Passaram-se alguns anos, e o governo está tendo tempo para se preparar para essa disputa no campo das redes, mas já entra atrasado. Esse é um terreno em que a esquerda leva desvantagem na Bolívia.

E a direita concentra sua força justamente nisso, até porque não tem muitos argumentos para disputar essa eleição. O governo Evo Morales foi muito bem sucedido nos planos econômico e social. Então, é muito difícil apresentar uma crítica consistente e uma alternativa ao governo.

No que se refere à relação com o Brasil, quais os possíveis impactos de uma eventual vitória de Evo Morales ou da oposição?

A gente nota muito claramente, por parte do governo da Bolívia, um cuidado extremo nas relações com o governo brasileiro. Evo Morales veio, deu os parabéns, compareceu à posse de Bolsonaro, e faz de tudo para evitar qualquer tipo de atrito ou polêmica.

No início do governo Bolsonaro, por exemplo, estourou o episódio do Cesare Battisti. O governo brasileiro estava procurando o Battisti para entregá-lo à Justiça italiana. Ele estava foragido na Bolívia e não encontrou nenhum tipo de ajuda por parte do governo local, facilitando a ação da polícia italiana, que o levou preso – gerando muitas críticas, inclusive da minha parte, pela maneira muito pouco justa como o governo boliviano se comportou nesse caso.

Mas dá para entender o lado do Evo Morales. Ele não queria ser acusado pela oposição local de dar guarida a alguém que, no sistema internacional, é chamado de “terrorista”, e não queria ter problemas também com o governo brasileiro. Porque são relações muito assimétricas.

O PIB [Produto Interno Bruto] brasileiro já foi cem vezes maior que o PIB da Bolívia – hoje, é dezenas de vezes maior. Então, a última coisa que Evo quer é que as relações entre Bolívia e Brasil sejam marcadas por hostilidade.

Existe essa atitude de cautela, ainda mais em um contexto internacional que não tem sido muito favorável aos governos progressistas, especialmente aqueles com viés de esquerda mais claro, mais socialista, mais revolucionário – como é o caso da Bolívia, da Venezuela, e já foi o caso do Equador, na época do governo Rafael Correa.

Evo está muito atento para o risco de isolamento e quer manter as relações o mais favorável possível com os vizinhos em um quadro difícil.

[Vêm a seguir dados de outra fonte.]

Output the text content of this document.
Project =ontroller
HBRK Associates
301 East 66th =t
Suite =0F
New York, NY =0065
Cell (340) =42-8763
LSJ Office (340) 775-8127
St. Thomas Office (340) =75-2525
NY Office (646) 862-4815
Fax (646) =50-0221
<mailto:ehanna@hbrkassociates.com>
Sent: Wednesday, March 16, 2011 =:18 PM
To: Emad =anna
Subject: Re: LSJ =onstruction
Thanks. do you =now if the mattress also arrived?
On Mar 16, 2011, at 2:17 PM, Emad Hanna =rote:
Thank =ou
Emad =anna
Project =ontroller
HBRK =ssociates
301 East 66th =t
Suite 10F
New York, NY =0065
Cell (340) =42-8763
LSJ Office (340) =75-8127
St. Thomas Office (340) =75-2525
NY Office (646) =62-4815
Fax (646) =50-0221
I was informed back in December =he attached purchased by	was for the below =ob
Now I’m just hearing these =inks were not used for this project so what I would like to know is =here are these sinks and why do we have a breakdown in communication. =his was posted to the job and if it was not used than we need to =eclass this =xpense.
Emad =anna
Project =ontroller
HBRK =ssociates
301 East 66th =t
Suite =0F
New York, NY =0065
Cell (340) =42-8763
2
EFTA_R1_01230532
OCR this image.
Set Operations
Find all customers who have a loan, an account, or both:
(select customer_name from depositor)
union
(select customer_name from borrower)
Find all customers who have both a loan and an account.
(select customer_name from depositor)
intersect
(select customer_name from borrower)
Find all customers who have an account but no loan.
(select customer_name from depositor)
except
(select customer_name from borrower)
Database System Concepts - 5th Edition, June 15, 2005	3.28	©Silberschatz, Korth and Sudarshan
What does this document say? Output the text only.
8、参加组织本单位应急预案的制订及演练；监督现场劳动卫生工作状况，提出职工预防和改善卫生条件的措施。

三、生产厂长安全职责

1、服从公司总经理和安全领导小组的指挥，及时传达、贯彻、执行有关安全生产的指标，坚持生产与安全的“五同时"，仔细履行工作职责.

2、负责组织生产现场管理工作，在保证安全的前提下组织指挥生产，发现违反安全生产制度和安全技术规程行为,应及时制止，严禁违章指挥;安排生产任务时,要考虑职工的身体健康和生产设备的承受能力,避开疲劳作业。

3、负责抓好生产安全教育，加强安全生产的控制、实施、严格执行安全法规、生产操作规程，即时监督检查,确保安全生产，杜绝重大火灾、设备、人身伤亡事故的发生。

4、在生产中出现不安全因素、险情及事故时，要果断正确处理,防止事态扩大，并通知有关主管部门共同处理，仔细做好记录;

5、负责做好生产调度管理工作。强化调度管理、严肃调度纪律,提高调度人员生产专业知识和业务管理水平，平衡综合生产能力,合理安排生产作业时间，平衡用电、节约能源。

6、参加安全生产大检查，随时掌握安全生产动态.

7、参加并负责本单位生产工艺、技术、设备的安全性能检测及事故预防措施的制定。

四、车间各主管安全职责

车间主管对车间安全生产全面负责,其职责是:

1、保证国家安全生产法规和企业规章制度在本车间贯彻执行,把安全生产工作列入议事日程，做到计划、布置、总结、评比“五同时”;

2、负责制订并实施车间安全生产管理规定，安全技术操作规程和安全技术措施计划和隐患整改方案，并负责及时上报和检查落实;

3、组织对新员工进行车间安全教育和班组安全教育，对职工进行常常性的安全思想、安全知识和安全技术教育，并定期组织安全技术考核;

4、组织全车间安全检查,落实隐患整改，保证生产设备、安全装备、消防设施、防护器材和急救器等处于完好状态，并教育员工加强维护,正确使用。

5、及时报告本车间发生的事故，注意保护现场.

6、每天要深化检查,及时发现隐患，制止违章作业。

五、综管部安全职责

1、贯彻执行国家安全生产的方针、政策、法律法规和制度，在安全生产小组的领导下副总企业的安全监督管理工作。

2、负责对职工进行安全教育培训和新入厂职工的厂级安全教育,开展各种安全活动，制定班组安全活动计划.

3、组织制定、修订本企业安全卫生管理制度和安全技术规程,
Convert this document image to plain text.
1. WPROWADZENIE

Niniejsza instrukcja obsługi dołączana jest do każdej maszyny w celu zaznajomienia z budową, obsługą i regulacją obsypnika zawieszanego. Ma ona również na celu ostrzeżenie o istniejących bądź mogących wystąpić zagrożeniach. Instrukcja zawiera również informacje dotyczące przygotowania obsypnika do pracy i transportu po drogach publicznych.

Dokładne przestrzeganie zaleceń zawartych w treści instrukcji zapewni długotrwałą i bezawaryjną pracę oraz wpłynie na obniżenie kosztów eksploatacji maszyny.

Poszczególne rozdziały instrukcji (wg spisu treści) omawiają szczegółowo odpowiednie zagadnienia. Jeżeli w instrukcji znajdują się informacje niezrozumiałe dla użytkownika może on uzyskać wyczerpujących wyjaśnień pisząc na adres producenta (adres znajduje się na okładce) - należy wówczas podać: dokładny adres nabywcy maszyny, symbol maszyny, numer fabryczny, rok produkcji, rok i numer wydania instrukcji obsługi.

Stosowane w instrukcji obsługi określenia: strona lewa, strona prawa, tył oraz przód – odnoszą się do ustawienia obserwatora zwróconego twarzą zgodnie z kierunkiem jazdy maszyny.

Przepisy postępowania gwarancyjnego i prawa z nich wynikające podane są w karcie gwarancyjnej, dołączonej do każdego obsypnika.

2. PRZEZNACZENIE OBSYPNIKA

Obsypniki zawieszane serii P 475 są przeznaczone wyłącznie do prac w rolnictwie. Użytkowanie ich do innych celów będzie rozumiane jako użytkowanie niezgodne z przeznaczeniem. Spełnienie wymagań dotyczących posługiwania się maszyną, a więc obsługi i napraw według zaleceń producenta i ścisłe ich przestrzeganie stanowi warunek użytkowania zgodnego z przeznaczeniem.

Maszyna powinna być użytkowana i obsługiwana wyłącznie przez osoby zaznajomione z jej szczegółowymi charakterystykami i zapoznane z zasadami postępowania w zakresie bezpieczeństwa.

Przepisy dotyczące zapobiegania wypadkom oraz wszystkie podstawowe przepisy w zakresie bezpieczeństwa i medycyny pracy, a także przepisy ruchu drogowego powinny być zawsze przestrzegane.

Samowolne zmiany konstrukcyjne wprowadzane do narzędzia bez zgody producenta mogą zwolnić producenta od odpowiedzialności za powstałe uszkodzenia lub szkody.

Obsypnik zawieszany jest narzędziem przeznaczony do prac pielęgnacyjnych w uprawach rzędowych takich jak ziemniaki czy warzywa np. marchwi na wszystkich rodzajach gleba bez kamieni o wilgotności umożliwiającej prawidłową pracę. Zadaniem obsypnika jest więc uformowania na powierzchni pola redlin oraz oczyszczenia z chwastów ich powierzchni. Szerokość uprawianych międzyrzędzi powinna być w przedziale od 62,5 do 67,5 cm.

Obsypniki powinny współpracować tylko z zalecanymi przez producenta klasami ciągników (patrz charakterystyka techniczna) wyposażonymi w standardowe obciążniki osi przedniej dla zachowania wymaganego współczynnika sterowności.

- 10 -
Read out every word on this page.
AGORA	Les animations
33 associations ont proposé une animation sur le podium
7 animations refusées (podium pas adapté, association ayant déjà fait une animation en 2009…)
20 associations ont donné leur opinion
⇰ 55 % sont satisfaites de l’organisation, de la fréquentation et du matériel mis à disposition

A Argentina, que era um grande aliado, caiu nas mãos da direita com a eleição de [Mauricio] Macri, no final de 2015.

Uma derrota de Evo na Bolívia evidentemente seria comemorada por Bolsonaro com toda euforia como mais uma derrota da esquerda, dos bolivarianos, dos comunistas, enfim, como ele quiser chamar.

Porém, uma vitória de Evo Morales provaria que é falsa a narrativa do fim do “ciclo progressista” na região e mostraria, como eu mesmo acredito, que o jogo está sendo jogado, e as coisas não são assim tão simples.

A disputa é de longo prazo, entre o neoliberalismo – estreitamente associado ao imperialismo e as burguesias desses países – e as forças que se opõem a ele – basicamente, os trabalhadores e as forças populares. Essa disputa não vai terminar tão cedo, e está em pleno curso.

Essa visão pode ganhar força ou se enfraquecer, dependendo dos resultados do mês de outubro, especialmente na Bolívia.

A atual fase do capitalismo tem se caracterizado pelas tentativas de apropriação dos bens da natureza por parte das grandes potências. No Brasil, ficou muito claro que o ativo que interessava aos estrangeiros era, principalmente, o pré-sal. Foi a partir do descobrimento do petróleo nessa camada que começaram as intervenções mais explícitas no cenário político nacional, “de fora para dentro”. Na Bolívia, é possível distinguir qual é esse elemento de disputa? A nacionalização dos hidrocarbonetos está em risco, com uma eventual vitória da oposição?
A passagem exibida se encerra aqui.